London IPE gas oil used as a basis to price distillates such as heating oil, added $16.75 from the previous day's settlement and about $5 from late Thursday levels to $440.50 a tonne. This boosted the spread between January gas oil and front month Brent to record levels of over $14 a barrel.

Gas oil has gained well over six per cent so far this week, dragging up refining profits and spurring physical oil buying to staunch a three and a half week slide on crude futures.

The rally comes after prices plunged nearly 17 per cent from record highs in late October, as signs of building crude supplies and slowing demand growth drove investors out of energy and into financial or equity markets.

Dealers are concerned about the adequacy of heating oil inventories, which are significantly below last year's levels in the top markets of the US, Germany and Japan. US supplies are 16 per cent less than year-ago figures.

NYMEX heating oil futures were up 1.21 cents to $1.4421 a gallon in New York.

An early or severe winter could cause a price spike with household demand for heating. Continued mild weather, however, would give refiners more time to replenish stocks, providing a cushion against future cold snaps.

The US National Oceanic and Atmospheric Administration said on Thursday in a revised forecast that winter would be likely to bring warmer-than-normal conditions in the west and colder temperatures in the East, including the heavy-consuming northeast.

Demand for oil products on physical markets has been strong this week. Traders said China, the world's second-largest energy user, had boosted diesel imports to their highest levels since early 1999 to make sure supplies do not run short as in 2003.

Chinese oil importers have booked at least 450,000 tons of diesel for November - more than four times October's estimated volume - hoping to avoid the kind of supply crunch that forced hundreds of gas stations to ration sales a year ago.

Oversupply on crude markets has also focused attention on the Opec producers cartel, which has been pumping near flat out at near 30 million barrels per day since the late summer.

Venezuelan Energy Minister Rafael Ramirez said late on Thursday his country would support a cut in oil production by oil cartel Opec when the producers' group next meets on December 10.

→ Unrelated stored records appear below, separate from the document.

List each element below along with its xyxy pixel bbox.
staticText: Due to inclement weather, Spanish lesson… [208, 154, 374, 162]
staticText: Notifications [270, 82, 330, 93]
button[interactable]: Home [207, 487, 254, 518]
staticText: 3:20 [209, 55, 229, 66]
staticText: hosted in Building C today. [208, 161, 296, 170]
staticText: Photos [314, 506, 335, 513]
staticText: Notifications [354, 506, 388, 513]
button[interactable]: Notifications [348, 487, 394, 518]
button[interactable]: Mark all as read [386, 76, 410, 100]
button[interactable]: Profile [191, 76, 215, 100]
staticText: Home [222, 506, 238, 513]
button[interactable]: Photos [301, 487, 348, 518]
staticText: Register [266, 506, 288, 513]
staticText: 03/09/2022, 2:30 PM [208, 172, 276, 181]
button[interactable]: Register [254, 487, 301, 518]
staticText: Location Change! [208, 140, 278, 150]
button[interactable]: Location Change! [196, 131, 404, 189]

The minister said Opec member Iran had already made a proposal to cut production at the upcoming meeting. Some producing nations are concerned that a potential build-up in crude stocks over the next few months could depress oil prices.

On Thursday the Opec cartel revised down its expectations of oil demand growth for next year and projected a rare big winter stockbuild if the group keeps producing at current levels.

"There's a growing realisation that the Opec basket price is very low. Opec may well be thinking about cutting production," said Barclay's Mr Norrish.